German researcher­s have discovered one way sleep improves the body’s ability to fight off a cold. Sleep, it seems, strengthen­s the potency of certain immune cells by improving their chances of attaching to — and eventually destroying — cells infected with viruses.

The researcher­s focused their attention on T cells, which battle infections. When T cells spot a virally infected cell, they activate a sticky protein known as an integrin that allows them to adhere to that cell. The researcher­s were able to prove that lack of sleep, as well as sustained periods of stress, lead to higher levels of hormones that appear to block the master switch that activates the sticky proteins.

To have your immune system tuned up to fight off invaders, “get the needed amount of sleep every night and avoid chronic stress,” said study leader Stoyan Dimitrov, a researcher at the University of TÜbingen, Germany.

Dimitrov and colleagues suspected that certain hormones might hinder the activation of the sticky proteins by turning down the master switch.

To test this, they studied cells from people infected with cytomegalo­virus (CMV). T cells are supposed to seek out and destroy cells infected with CMV, but when patients’ T cells were mixed with the suspect hormones in test tubes, the T cells’ ability to activate the sticky proteins dropped.

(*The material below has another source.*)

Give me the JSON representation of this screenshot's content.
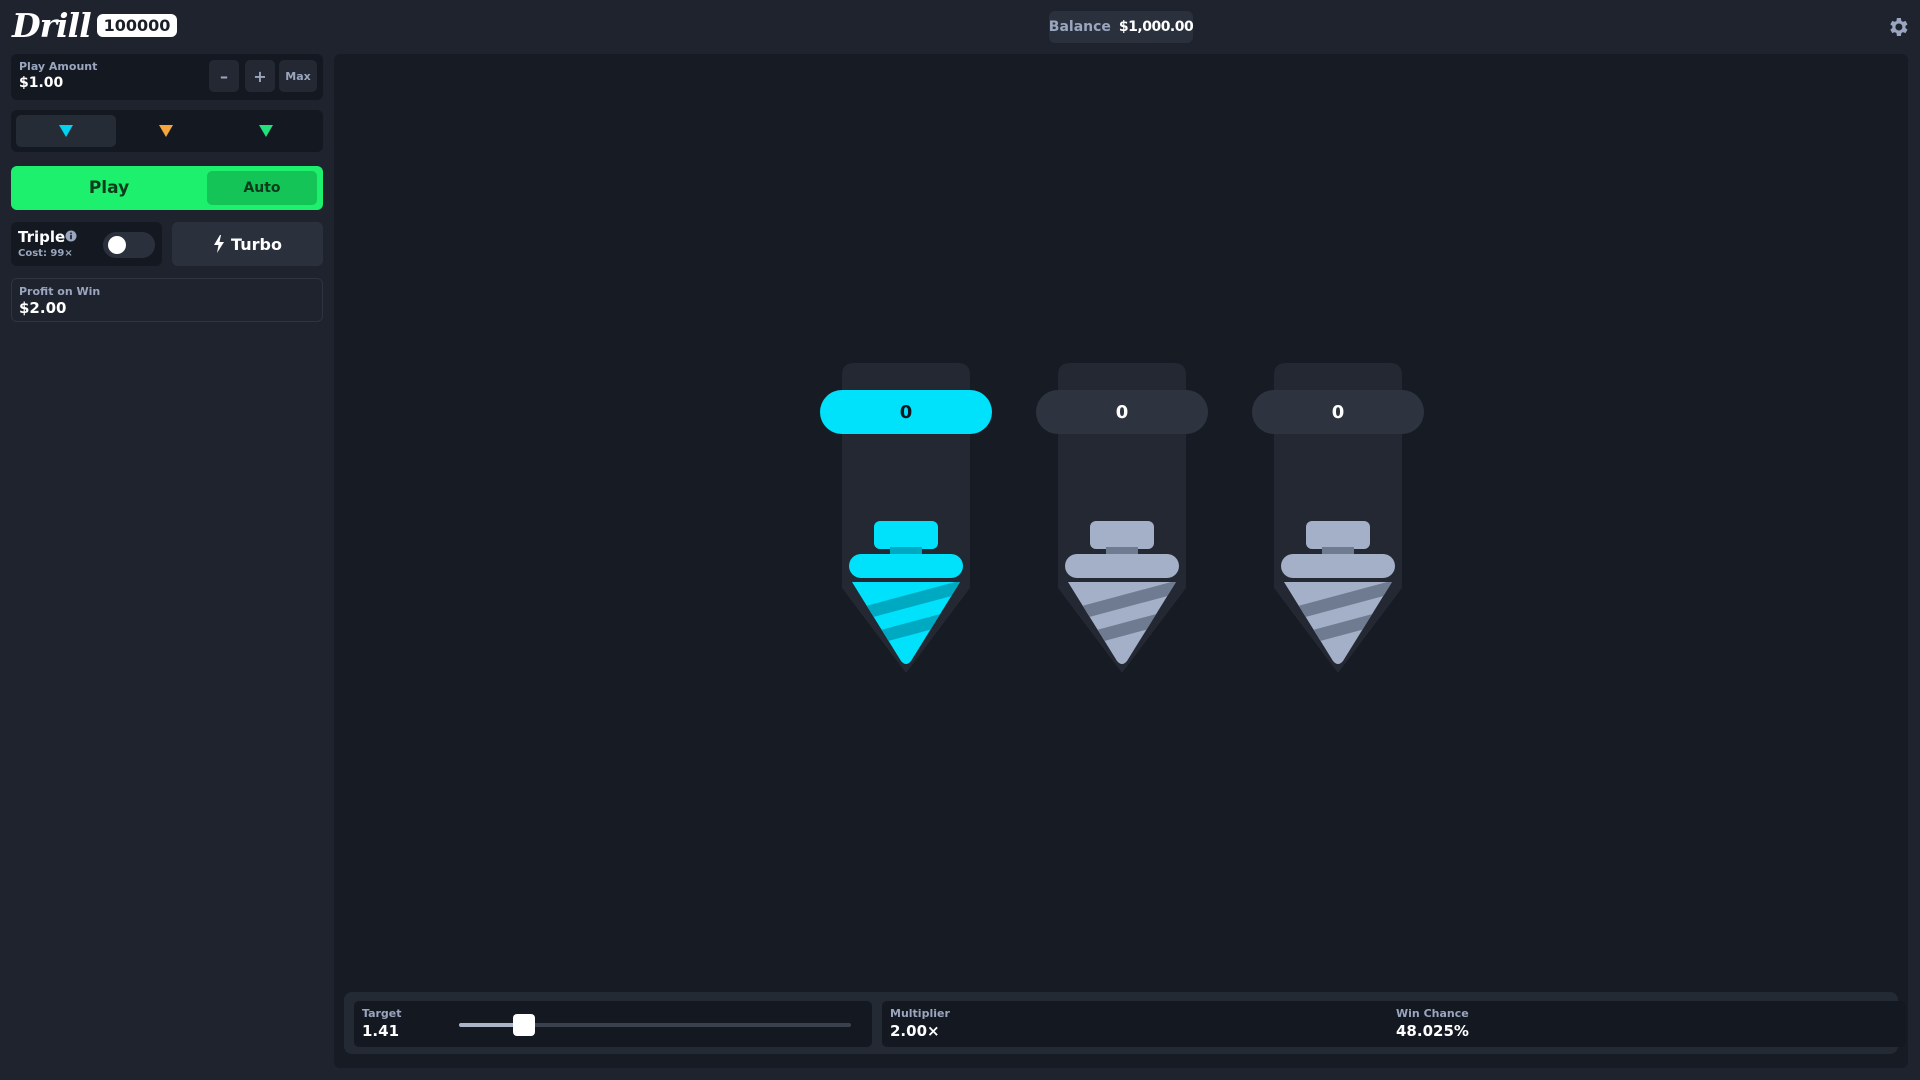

Knowing that levels of these hormones naturally drop during sleep, they rounded up 10 healthy volunteers willing to spend one night snoozing in a sleep lab and another night awake in the same the same lab.

The volunteers had been infected with CMV, a mostly benign virus. That meant the researcher­s would have no trouble finding CMV-targeted T cells to study in the volunteers’ blood, Dimitrov’s team explained in the Journal of Experiment­al Medicine

During the nights designated for sleeping, volunteers were hooked up to intravenou­s catheters, so researcher­s could draw blood samples without disturbing anyone.

The researcher­s compared T cells collected on slumber-filled nights to T cells from waking nights and found that when volunteers were sleeping, levels of stress hormones were lower than when volunteers stayed up all night. More important, T cells from sleeping nights had more infection-fighting sticky proteins activated than those from waking nights, meaning they were more potent.